When we consider that the colonists were thus dependent on the king's printers for their supplies, that the Revolutionary War had for a long time caused a suspension of traffic, and that the country lacked facilities for the production of large editions of the Bible, we can readily believe that the experience of Mary Jones was often repeated here, especially in the new settlements which were being made in the interior.
The necessities of our land were as urgent as those of Wales, and following the example of England, local Bible Societies in great numbers began to be formed.
Philadelphia took the lead in 1808, and was soon followed by Connecticut, Massachusetts, New York, and New Jersey. Societies were organized as far south as Charleston, Beaufort, and Savannah. Such men as Jedediah Morse of Charleston and Elias Boudinot of New Jersey were earnest promoters of the movement.
The interest of these societies was enlisted in efforts to reach the inhabitants of the great valley of the Mississippi.

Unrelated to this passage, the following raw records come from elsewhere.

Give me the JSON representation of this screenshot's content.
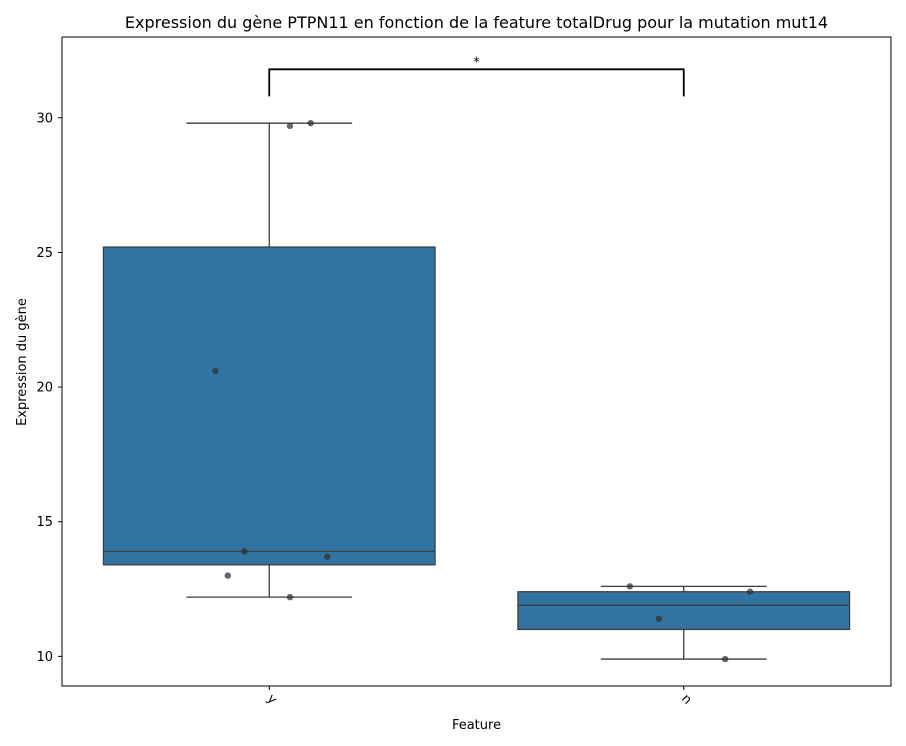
{
  "chart_data": {
    "type": "box",
    "title": "Expression du gène PTPN11 en fonction de la feature totalDrug pour la mutation mut14",
    "xlabel": "Feature",
    "ylabel": "Expression du gène",
    "ylim": [
      8.9,
      33.0
    ],
    "yticks": [
      10,
      15,
      20,
      25,
      30
    ],
    "box_color": "#3274a1",
    "categories": [
      "y",
      "n"
    ],
    "boxes": [
      {
        "category": "y",
        "whisker_low": 12.2,
        "q1": 13.4,
        "median": 13.9,
        "q3": 25.2,
        "whisker_high": 29.8
      },
      {
        "category": "n",
        "whisker_low": 9.9,
        "q1": 11.0,
        "median": 11.9,
        "q3": 12.4,
        "whisker_high": 12.6
      }
    ],
    "points": [
      {
        "category": "y",
        "values": [
          29.7,
          29.8,
          20.6,
          13.9,
          13.7,
          13.0,
          12.2
        ],
        "jitter": [
          0.05,
          0.1,
          -0.13,
          -0.06,
          0.14,
          -0.1,
          0.05
        ]
      },
      {
        "category": "n",
        "values": [
          12.6,
          12.4,
          11.4,
          9.9
        ],
        "jitter": [
          -0.13,
          0.16,
          -0.06,
          0.1
        ]
      }
    ],
    "significance": {
      "between": [
        "y",
        "n"
      ],
      "label": "*",
      "y": 31.8
    }
  }
}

In 1812 Samuel J. Mills traveled from Boston to Pittsburgh, and from there to New Orleans, exploring the country on both sides of the Ohio and the Mississippi and noting the needs and opportunities of the field. Again he went over the same route, distributing Bibles and tracts. A region so extended was too vast for the local societies, and to promote harmony, efficiency, and economy they united, in 1816, to form the American Bible Society. It was patterned after that in London, on the same broad, catholic principle, with the same avowed object, with the same world-wide aim. Responsible for a territory vastly more extended than Great Britain, it pledged itself from the first to extend its influence as far as possible to other lands, Christian, Mohammedan, and pagan. Among its earliest publications were Scriptures for the Indians of North America and the Spaniards of South America and Mexico. It has enrolled thousands of auxiliary societies, and with their aid has carried through four general efforts to visit every family in the United States with the offer of the Holy Scriptures. As the nation has acquired new territory in the South and West it has pushed on to provide the Scriptures for the people of Texas and the great States of the interior and the Pacific. In nominally Christian lands it has been a pioneer of missions, preparing the way by the distribution of the Scriptures for the founding of churches and the establishment of evangelical institutions.

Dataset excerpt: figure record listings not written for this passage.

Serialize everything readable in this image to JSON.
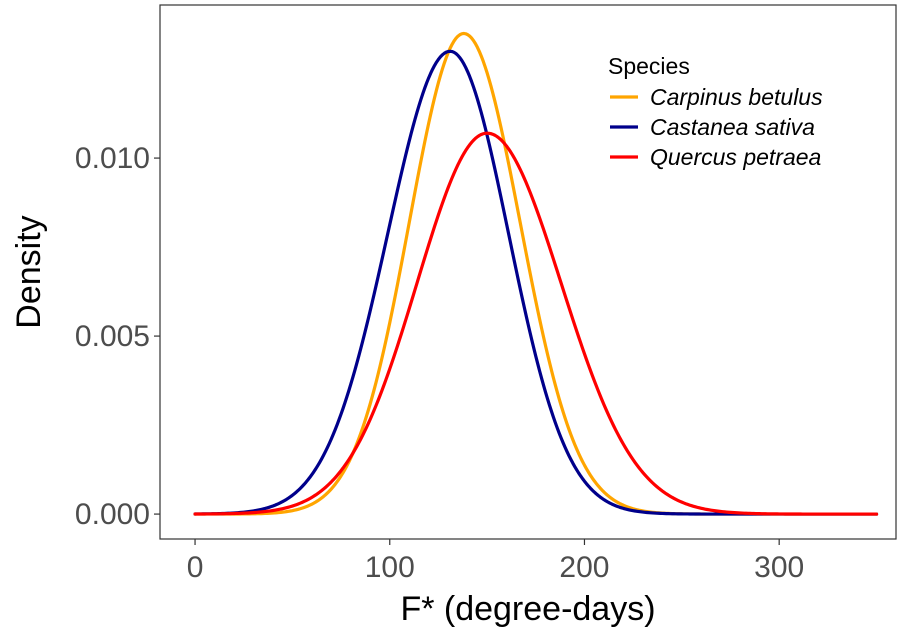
{
  "chart_data": {
    "type": "line",
    "title": "",
    "xlabel": "F* (degree-days)",
    "ylabel": "Density",
    "xlim": [
      -18,
      360
    ],
    "ylim": [
      -0.0007,
      0.0143
    ],
    "x_ticks": [
      0,
      100,
      200,
      300
    ],
    "x_tick_labels": [
      "0",
      "100",
      "200",
      "300"
    ],
    "y_ticks": [
      0.0,
      0.005,
      0.01
    ],
    "y_tick_labels": [
      "0.000",
      "0.005",
      "0.010"
    ],
    "grid": false,
    "legend": {
      "title": "Species",
      "placement": "top-right"
    },
    "x_range": [
      0,
      350
    ],
    "series": [
      {
        "name": "Carpinus betulus",
        "color": "#FFA500",
        "peak_x": 138,
        "peak_y": 0.0135,
        "sd_left": 28,
        "sd_right": 29
      },
      {
        "name": "Castanea sativa",
        "color": "#00008B",
        "peak_x": 131,
        "peak_y": 0.013,
        "sd_left": 32,
        "sd_right": 30
      },
      {
        "name": "Quercus petraea",
        "color": "#FF0000",
        "peak_x": 150,
        "peak_y": 0.0107,
        "sd_left": 36,
        "sd_right": 38
      }
    ]
  }
}
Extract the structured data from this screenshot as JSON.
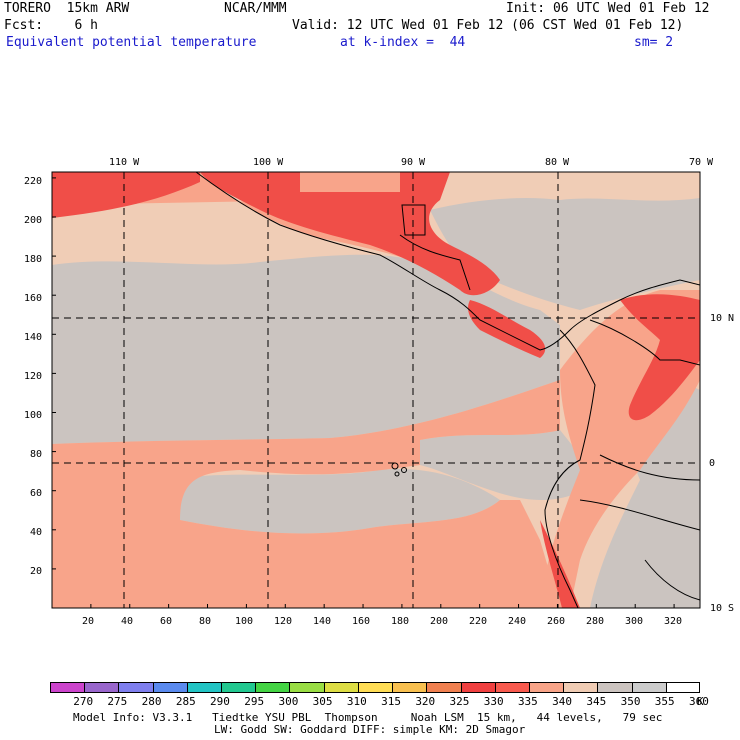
{
  "header": {
    "model": "TORERO  15km ARW",
    "org": "NCAR/MMM",
    "init": "Init: 06 UTC Wed 01 Feb 12",
    "fcst": "Fcst:    6 h",
    "valid": "Valid: 12 UTC Wed 01 Feb 12 (06 CST Wed 01 Feb 12)",
    "field": "Equivalent potential temperature",
    "level": "at k-index =  44",
    "smooth": "sm= 2"
  },
  "map": {
    "lon_labels": [
      "110 W",
      "100 W",
      "90 W",
      "80 W",
      "70 W"
    ],
    "lat_labels": [
      "10 N",
      "0",
      "10 S"
    ],
    "y_ticks": [
      "220",
      "200",
      "180",
      "160",
      "140",
      "120",
      "100",
      "80",
      "60",
      "40",
      "20"
    ],
    "x_ticks": [
      "20",
      "40",
      "60",
      "80",
      "100",
      "120",
      "140",
      "160",
      "180",
      "200",
      "220",
      "240",
      "260",
      "280",
      "300",
      "320"
    ]
  },
  "colorbar": {
    "colors": [
      "#cc44cc",
      "#9966cc",
      "#7f7fee",
      "#5a8aee",
      "#22c4c4",
      "#22c890",
      "#44d444",
      "#99dd44",
      "#dddd44",
      "#ffdd55",
      "#f8c050",
      "#f08050",
      "#f04040",
      "#f85a4e",
      "#f8a488",
      "#f0ccb4",
      "#ccc4c0",
      "#cccccc",
      "#ffffff"
    ],
    "labels": [
      "270",
      "275",
      "280",
      "285",
      "290",
      "295",
      "300",
      "305",
      "310",
      "315",
      "320",
      "325",
      "330",
      "335",
      "340",
      "345",
      "350",
      "355",
      "360"
    ],
    "unit": "K"
  },
  "footer": {
    "line1": "Model Info: V3.3.1   Tiedtke YSU PBL  Thompson     Noah LSM  15 km,   44 levels,   79 sec",
    "line2": "LW: Godd SW: Goddard DIFF: simple KM: 2D Smagor"
  },
  "field_colors": {
    "c335": "#f04e48",
    "c340": "#f8a48a",
    "c345": "#f0cdb6",
    "c350": "#cbc4c0",
    "c355": "#c8c8c8"
  }
}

As American missionaries have made their way to pagan nations, reducing rude languages to writing and enriching them with new versions of the Bible, it has stood by their side, giving liberally to make their work effective and circulate the printed book. Its Arabic Bible, in the sacred language of a hundred and twenty millions of men, has found circulation in regions as remote as Western Africa and the eastern shores of China. It has its agents resident in the Turkish Empire, in Persia, China, and Japan, in Mexico and Cuba and the various republics of South America, and under their care more than three hundred colporters devote their lives to the work of distributing the printed Bible.

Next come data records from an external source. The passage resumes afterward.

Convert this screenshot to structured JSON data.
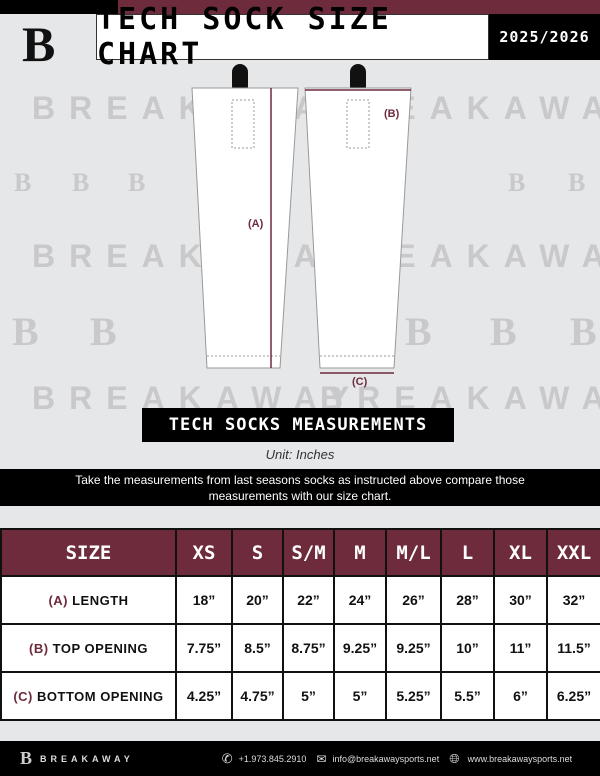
{
  "header": {
    "title": "TECH SOCK SIZE CHART",
    "season": "2025/2026",
    "logo": "B"
  },
  "watermark": {
    "text": "BREAKAWAY",
    "logo": "B"
  },
  "diagram": {
    "label_a": "(A)",
    "label_b": "(B)",
    "label_c": "(C)"
  },
  "banner": "TECH SOCKS MEASUREMENTS",
  "unit": "Unit: Inches",
  "instructions": "Take the measurements from last seasons socks as instructed above compare those measurements  with our size chart.",
  "table": {
    "size_header": "SIZE",
    "sizes": [
      "XS",
      "S",
      "S/M",
      "M",
      "M/L",
      "L",
      "XL",
      "XXL"
    ],
    "rows": [
      {
        "key": "(A)",
        "label": "LENGTH",
        "values": [
          "18”",
          "20”",
          "22”",
          "24”",
          "26”",
          "28”",
          "30”",
          "32”"
        ]
      },
      {
        "key": "(B)",
        "label": "TOP OPENING",
        "values": [
          "7.75”",
          "8.5”",
          "8.75”",
          "9.25”",
          "9.25”",
          "10”",
          "11”",
          "11.5”"
        ]
      },
      {
        "key": "(C)",
        "label": "BOTTOM OPENING",
        "values": [
          "4.25”",
          "4.75”",
          "5”",
          "5”",
          "5.25”",
          "5.5”",
          "6”",
          "6.25”"
        ]
      }
    ]
  },
  "footer": {
    "brand": "BREAKAWAY",
    "phone": "+1.973.845.2910",
    "email": "info@breakawaysports.net",
    "website": "www.breakawaysports.net",
    "icons": [
      "phone-icon",
      "mail-icon",
      "globe-icon"
    ]
  },
  "colors": {
    "maroon": "#6e2b3c",
    "black": "#000000",
    "background": "#e6e7e9"
  }
}
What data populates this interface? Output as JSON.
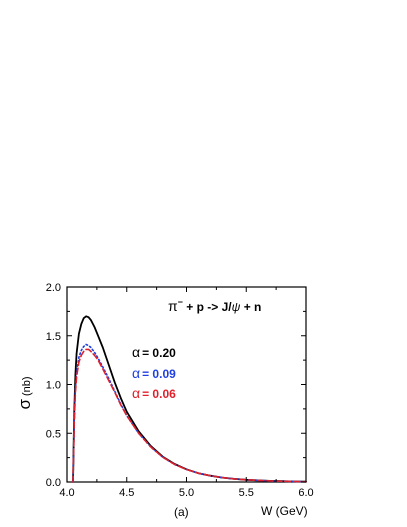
{
  "chart_data": {
    "type": "line",
    "annotation": {
      "pi": "π",
      "minus": "−",
      "rest": " + p -> J/",
      "psi": "ψ",
      "end": "  + n"
    },
    "xlabel": "W (GeV)",
    "ylabel_symbol": "σ",
    "ylabel_unit": "(nb)",
    "panel_label": "(a)",
    "xlim": [
      4.0,
      6.0
    ],
    "ylim": [
      0.0,
      2.0
    ],
    "xticks": [
      "4.0",
      "4.5",
      "5.0",
      "5.5",
      "6.0"
    ],
    "yticks": [
      "0.0",
      "0.5",
      "1.0",
      "1.5",
      "2.0"
    ],
    "grid": false,
    "series": [
      {
        "name": "α = 0.20",
        "alpha_symbol": "α",
        "alpha_value": "= 0.20",
        "color": "#000000",
        "style": "solid",
        "x": [
          4.05,
          4.06,
          4.07,
          4.08,
          4.1,
          4.12,
          4.14,
          4.16,
          4.18,
          4.2,
          4.23,
          4.26,
          4.3,
          4.35,
          4.4,
          4.45,
          4.5,
          4.6,
          4.7,
          4.8,
          4.9,
          5.0,
          5.1,
          5.2,
          5.3,
          5.4,
          5.5,
          5.6,
          5.7,
          5.8,
          5.9,
          6.0
        ],
        "y": [
          0.0,
          0.7,
          1.1,
          1.32,
          1.52,
          1.62,
          1.68,
          1.7,
          1.69,
          1.66,
          1.59,
          1.5,
          1.38,
          1.2,
          1.02,
          0.86,
          0.72,
          0.52,
          0.37,
          0.26,
          0.185,
          0.13,
          0.09,
          0.065,
          0.045,
          0.032,
          0.023,
          0.016,
          0.011,
          0.008,
          0.005,
          0.003
        ]
      },
      {
        "name": "α = 0.09",
        "alpha_symbol": "α",
        "alpha_value": "= 0.09",
        "color": "#1f3fe0",
        "style": "dot",
        "x": [
          4.05,
          4.06,
          4.07,
          4.08,
          4.1,
          4.12,
          4.14,
          4.16,
          4.18,
          4.2,
          4.23,
          4.26,
          4.3,
          4.35,
          4.4,
          4.45,
          4.5,
          4.6,
          4.7,
          4.8,
          4.9,
          5.0,
          5.1,
          5.2,
          5.3,
          5.4,
          5.5,
          5.6,
          5.7,
          5.8,
          5.9,
          6.0
        ],
        "y": [
          0.0,
          0.62,
          0.95,
          1.12,
          1.28,
          1.35,
          1.39,
          1.41,
          1.4,
          1.38,
          1.33,
          1.27,
          1.18,
          1.06,
          0.93,
          0.8,
          0.68,
          0.5,
          0.36,
          0.255,
          0.18,
          0.128,
          0.09,
          0.065,
          0.045,
          0.032,
          0.023,
          0.016,
          0.011,
          0.008,
          0.005,
          0.003
        ]
      },
      {
        "name": "α = 0.06",
        "alpha_symbol": "α",
        "alpha_value": "= 0.06",
        "color": "#e0202a",
        "style": "dash",
        "x": [
          4.05,
          4.06,
          4.07,
          4.08,
          4.1,
          4.12,
          4.14,
          4.16,
          4.18,
          4.2,
          4.23,
          4.26,
          4.3,
          4.35,
          4.4,
          4.45,
          4.5,
          4.6,
          4.7,
          4.8,
          4.9,
          5.0,
          5.1,
          5.2,
          5.3,
          5.4,
          5.5,
          5.6,
          5.7,
          5.8,
          5.9,
          6.0
        ],
        "y": [
          0.0,
          0.6,
          0.92,
          1.08,
          1.23,
          1.3,
          1.34,
          1.36,
          1.36,
          1.34,
          1.3,
          1.25,
          1.16,
          1.04,
          0.92,
          0.79,
          0.68,
          0.5,
          0.36,
          0.255,
          0.18,
          0.128,
          0.09,
          0.065,
          0.045,
          0.032,
          0.023,
          0.016,
          0.011,
          0.008,
          0.005,
          0.003
        ]
      }
    ]
  }
}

Confidently relying on the providence of God, sustained by contributions and legacies and prayers, aided by the willing cooperation of unpaid workers, joining hand in hand with other Societies that look for the evangelization of the world, considerate always for the oppressed and ignorant, the needy and the blind, the prisoner and the immigrant, the mariner and the soldier, the American Bible Society seeks to hasten the time when the open Book shall be found in every household in the land and in the world, and all men shall rejoice in the glad tidings which it brings. And its friends may well join with their brethren in Great Britain in honoring the memory of the humble Welsh maiden whose quenchless love for God's Word was so helpful at the outset of these heaven-blessed charities.